La questione controversa si incentra sulla legittimazione ad agire contro provvedimenti di approvazione di progetti di opere ed impianti potenzialmente impattanti sul territorio, dal punto di vista ambientale, urbanistico e paesaggistico e se si richieda la prova della concreta dannosità dell’impianto.
La giurisprudenza è divisa e il Consiglio di Stato Sez. V del 2 aprile 2019, n. 2176  accoglie l’orientamento prevalente, secondo il quale la legittimazione ad agire contro provvedimenti di approvazione di progetti di opere ed impianti potenzialmente impattanti sul territorio, dal punto di vista ambientale, urbanistico e paesaggistico, non richiede una dimostrazione puntuale della concreta dannosità dell’impianto che, in quanto ancora da realizzare si tradurrebbe in una prova di carattere diabolico, ma anche soltanto una prospettazione plausibile delle ripercussioni negative.
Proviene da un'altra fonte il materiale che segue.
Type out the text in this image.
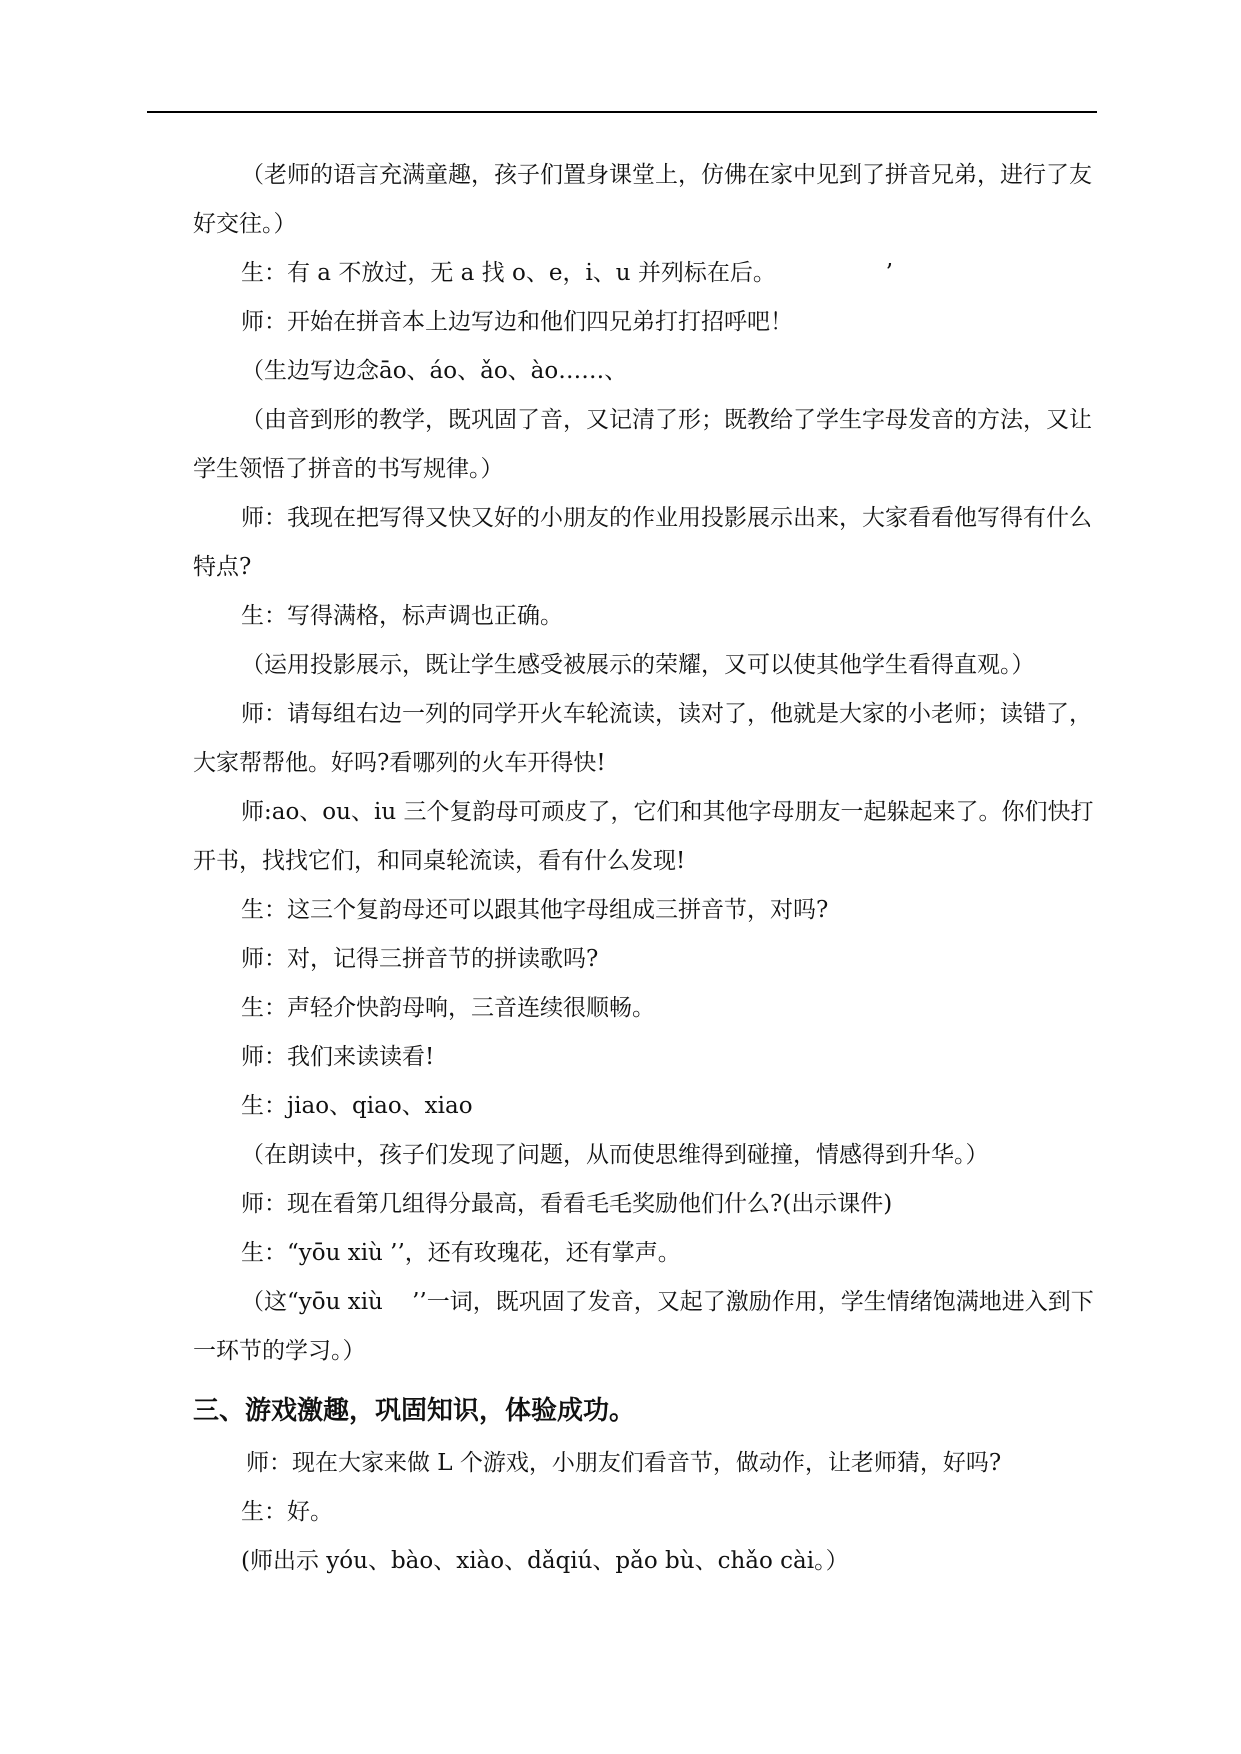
（老师的语言充满童趣，孩子们置身课堂上，仿佛在家中见到了拼音兄弟，进行了友好交往。）

生：有 a 不放过，无 a 找 o、e，i、u 并列标在后。               ’

师：开始在拼音本上边写边和他们四兄弟打打招呼吧！

（生边写边念āo、áo、ǎo、ào……、

（由音到形的教学，既巩固了音，又记清了形；既教给了学生字母发音的方法，又让学生领悟了拼音的书写规律。）

师：我现在把写得又快又好的小朋友的作业用投影展示出来，大家看看他写得有什么特点?

生：写得满格，标声调也正确。

（运用投影展示，既让学生感受被展示的荣耀，又可以使其他学生看得直观。）

师：请每组右边一列的同学开火车轮流读，读对了，他就是大家的小老师；读错了，大家帮帮他。好吗?看哪列的火车开得快!

师:ao、ou、iu 三个复韵母可顽皮了，它们和其他字母朋友一起躲起来了。你们快打开书，找找它们，和同桌轮流读，看有什么发现!

生：这三个复韵母还可以跟其他字母组成三拼音节，对吗?

师：对，记得三拼音节的拼读歌吗?

生：声轻介快韵母响，三音连续很顺畅。

师：我们来读读看!

生：jiao、qiao、xiao

（在朗读中，孩子们发现了问题，从而使思维得到碰撞，情感得到升华。）

师：现在看第几组得分最高，看看毛毛奖励他们什么?(出示课件)

生：“yōu xiù ’’，还有玫瑰花，还有掌声。

（这“yōu xiù    ’’一词，既巩固了发音，又起了激励作用，学生情绪饱满地进入到下一环节的学习。）

三、游戏激趣，巩固知识，体验成功。

师：现在大家来做 L 个游戏，小朋友们看音节，做动作，让老师猜，好吗?

生：好。

(师出示 yóu、bào、xiào、dǎqiú、pǎo bù、chǎo cài。）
Si argomenta che un rigore in tal senso sul piano probatorio si porrebbe in violazione dei principi costituzionali sanciti dall’art. 24 e 113 della Costituzione.
La legittimazione ad agire costituisce una condizione dell’azione giurisdizionale e, pertanto, pretendere ai fini della dimostrazione di essa una prova effettiva del danno prospettato si traduce nell’errore di sovrapporre un accertamento proprio del merito, eventualmente rilevante per fare emergere le illegittimità dedotte dei provvedimenti abilitativi impugnati e/o ai fini del risarcimento del danno.
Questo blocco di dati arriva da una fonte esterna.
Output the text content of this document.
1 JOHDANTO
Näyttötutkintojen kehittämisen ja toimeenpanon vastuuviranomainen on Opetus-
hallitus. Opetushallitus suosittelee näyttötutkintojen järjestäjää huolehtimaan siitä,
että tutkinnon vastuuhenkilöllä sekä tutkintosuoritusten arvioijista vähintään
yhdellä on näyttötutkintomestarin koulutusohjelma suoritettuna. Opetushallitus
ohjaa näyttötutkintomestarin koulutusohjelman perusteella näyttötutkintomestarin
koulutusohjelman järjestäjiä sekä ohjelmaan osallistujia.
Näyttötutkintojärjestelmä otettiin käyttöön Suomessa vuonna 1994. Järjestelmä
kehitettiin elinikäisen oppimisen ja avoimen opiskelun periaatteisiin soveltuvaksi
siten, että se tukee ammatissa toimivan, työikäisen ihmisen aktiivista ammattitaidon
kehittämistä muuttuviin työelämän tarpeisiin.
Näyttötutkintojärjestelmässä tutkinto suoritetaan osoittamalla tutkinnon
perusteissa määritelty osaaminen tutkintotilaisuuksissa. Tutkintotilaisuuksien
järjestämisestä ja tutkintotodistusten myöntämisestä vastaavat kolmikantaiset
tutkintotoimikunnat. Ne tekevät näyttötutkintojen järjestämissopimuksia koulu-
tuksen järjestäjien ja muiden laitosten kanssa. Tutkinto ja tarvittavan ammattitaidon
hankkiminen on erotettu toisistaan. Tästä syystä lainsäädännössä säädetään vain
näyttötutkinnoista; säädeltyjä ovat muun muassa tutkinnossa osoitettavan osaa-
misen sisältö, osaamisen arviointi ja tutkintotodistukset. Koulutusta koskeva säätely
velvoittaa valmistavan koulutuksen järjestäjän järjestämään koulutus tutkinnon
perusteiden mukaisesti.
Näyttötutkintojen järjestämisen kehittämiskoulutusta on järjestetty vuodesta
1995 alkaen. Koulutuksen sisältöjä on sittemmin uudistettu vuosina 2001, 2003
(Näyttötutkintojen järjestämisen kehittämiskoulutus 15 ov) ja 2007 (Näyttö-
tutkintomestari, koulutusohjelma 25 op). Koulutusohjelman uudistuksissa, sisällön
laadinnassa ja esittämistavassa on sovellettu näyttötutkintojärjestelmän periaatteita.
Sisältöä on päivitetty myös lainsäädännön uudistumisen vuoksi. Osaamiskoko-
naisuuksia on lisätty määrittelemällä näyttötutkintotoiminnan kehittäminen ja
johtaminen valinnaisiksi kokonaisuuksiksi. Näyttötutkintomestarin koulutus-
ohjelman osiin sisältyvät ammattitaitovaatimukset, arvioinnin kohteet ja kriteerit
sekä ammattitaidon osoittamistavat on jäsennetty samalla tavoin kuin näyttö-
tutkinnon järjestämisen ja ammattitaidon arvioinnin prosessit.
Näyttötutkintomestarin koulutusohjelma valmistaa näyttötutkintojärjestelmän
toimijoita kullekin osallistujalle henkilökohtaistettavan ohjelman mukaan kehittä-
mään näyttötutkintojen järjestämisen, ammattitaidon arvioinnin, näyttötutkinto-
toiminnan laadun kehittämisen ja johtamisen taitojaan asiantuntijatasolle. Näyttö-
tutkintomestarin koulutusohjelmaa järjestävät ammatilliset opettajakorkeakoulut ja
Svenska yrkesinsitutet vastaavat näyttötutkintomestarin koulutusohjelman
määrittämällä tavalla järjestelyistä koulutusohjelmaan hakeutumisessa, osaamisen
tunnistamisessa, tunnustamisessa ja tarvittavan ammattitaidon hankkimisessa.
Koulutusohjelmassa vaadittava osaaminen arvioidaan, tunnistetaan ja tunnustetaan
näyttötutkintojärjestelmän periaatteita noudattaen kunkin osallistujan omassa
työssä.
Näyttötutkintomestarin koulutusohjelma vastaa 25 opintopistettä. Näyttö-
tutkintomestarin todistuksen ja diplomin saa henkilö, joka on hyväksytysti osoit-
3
Si tratta, quindi, in buona sostanza di comprendere che l’accertamento della legittimazione è doveroso e scagiona l’accesso in giudizio di soggetti portatori di interessi di mero fatto, ma senza sovrapporre un accertamento proprio del merito.
Si può esigere, quindi, una prospettazione plausibile dei pregiudizi potenziali di un impianto solo progettato, alla luce della sua collocazione territoriale e delle sue caratteristiche tecniche e funzionali, ma non una dimostrazione puntuale dei danni da esso in ipotesi derivanti.